USX goes global

By Arthur Perlo

After two decades of "relentless contraction," the nation's largest steel producer, 
USX, has increased its production capacity by one-third, according to the Nov. 30 New 
York Times. 

You would think this would be welcome news. After all, since 1970, steel production in 
the U.S. is down about 20 percent, employment is down by 80 percent and union jobs 
have dropped even more. 

But any celebrating is confined to the executive offices. The new steelmaking facility 
is not in Pittsburgh, Birmingham or Youngstown. It is located in Kosice, Slovakia, in 
the heart of Eastern Europe.

The VSZ plant was built in the 1960s by the socialist government of Czechoslovakia. 
Although socialist technology was widely disparaged in the U.S., VSZ is equipped with 
similar technology to the U.S. Steel plants in Pittsburgh. Throughout the 1980s, i.e., 
until the collapse of socialism, the government-owned VSZ continued to invest heavily 
in the plant, keeping it up-to-date.

After socialism was overthrown in Czechoslovakia and Slovakia broke away, VSZ was 
privatized. The new management looted the firm, draining VSZ's assets and leaving it 
deep in debt. This, according to the Times, is typical of industry in Czechoslovakia 
and other formerly socialist countries. 

Thus, USX was able to buy the plant at a bargain rate. The price tag was $485 million, 
but only $60 million was paid in cash * the rest is in bonds, which will probably be 
repaid out of VSZ profits.

The Slovak steel mill has 17,000 workers * almost as many as the 20,000 USX steel 
workers in this country. Each U.S. worker produces 2.3 times as much steel as a Slovak 
worker. But Slovak steelworkers are paid $2 an hour, so the labor cost for a ton of 
steel in Slovakia is one-seventh the U.S. cost. 

Initially, production at VSZ will be targeted at providing steel to other 
multinationals (GE, GM, Whirlpool, BMW) who are also locating in former socialist 
countries to take advantage of low wages, pro-business policies and bargain prices for 
plant and equipment. VSZ will mainly compete with other European producers. But that 
won't stop USX from trying to use its new acquisition as a club against the wages and 
benefits of workers in the United States.

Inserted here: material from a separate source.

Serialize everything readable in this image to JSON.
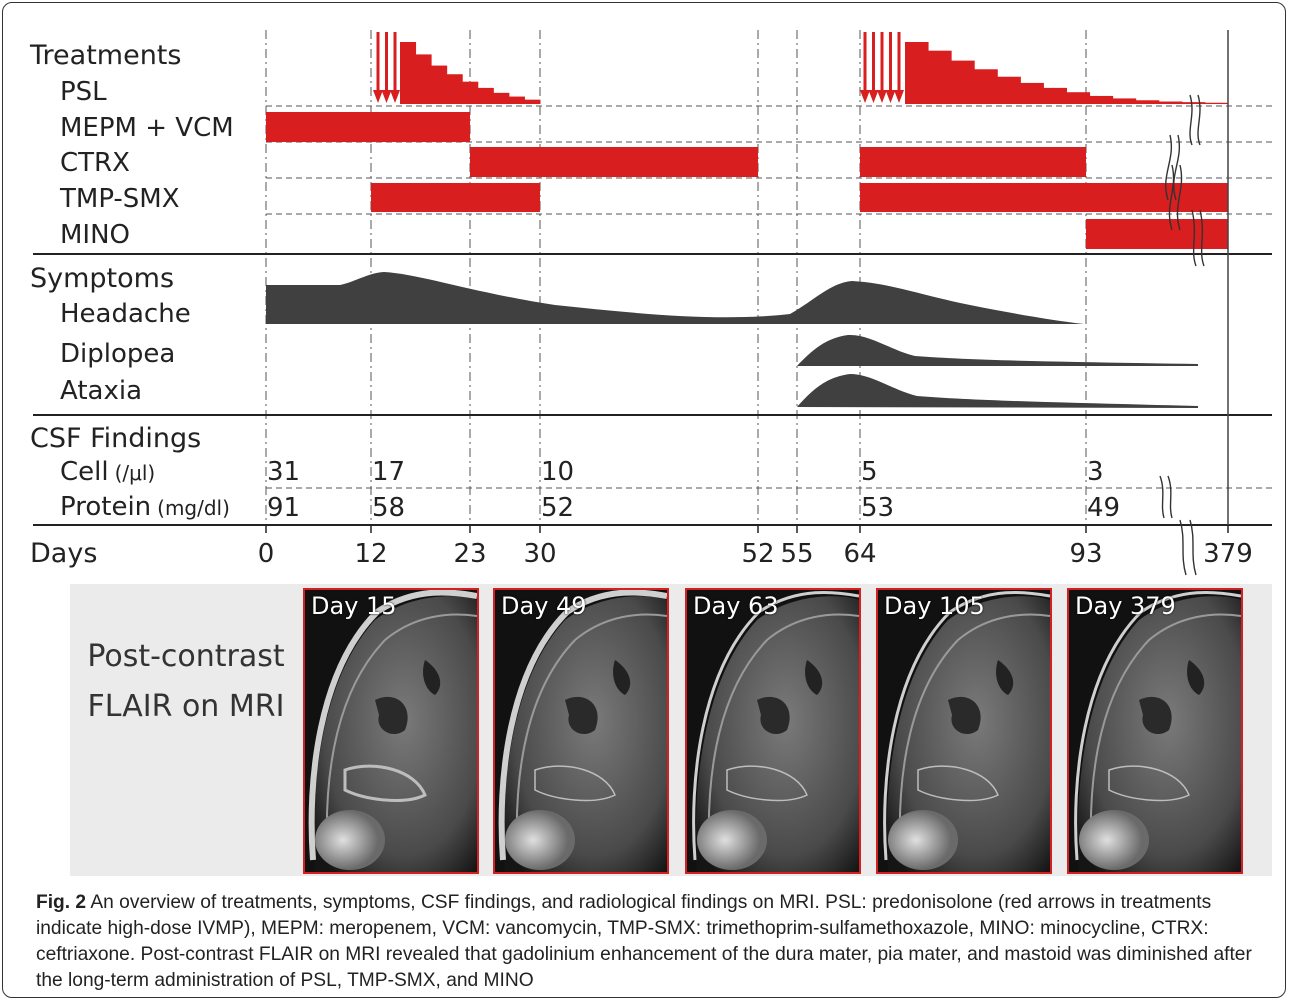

Capitalism in the former Czechoslovakia has brought a new source of insecurity to 
workers in the United States, but it hasn't been a bed of roses for Slovak workers, 
either. According to the Times, "For Slovaks, the last few years have been grueling. 
Unemployment averages about 20 percent ... Real wages have declined more than 8 
percent this year."

USX may have saved the plant from bankruptcy for now and they have pledged not to 
reduce the work force, except through attrition, for the next several years. But union 
workers in this country know, better perhaps than the Slovaks, what those corporate 
promises mean. I will bet that before the decade is over, the VSZ plant will be 
producing more steel, with far fewer workers and with relentless attacks against work 
and safety standards.

When Czechoslovakia was socialist, most of its production went to meet its own needs 
for infrastructure and consumer goods, and the needs of its socialist trading 
partners. Now, the VSZ plant is being integrated into the global economy of 
multinational capitalism. The production from Slovakia's modern steel plant will be 
largely for export to Western European or the United States. The work force will 
continue to shrink, adding to crisis-level unemployment. Those who keep their jobs 
will face ongoing speedup and benefit cuts.

U.S. foreign policy, in Eastern Europe and throughout the world, has promoted 
transformations like that in Czechoslovakia. This has provided windfall profits to USX 
and its corporate brethren, but has hurt workers around the world and in the United 
States. USX will do whatever it can to play steelworkers from different countries 
against each other. For workers from the United States, Slovakia, Brazil, Russia, 
China, or Germany, the only defense is international union solidarity and cooperation.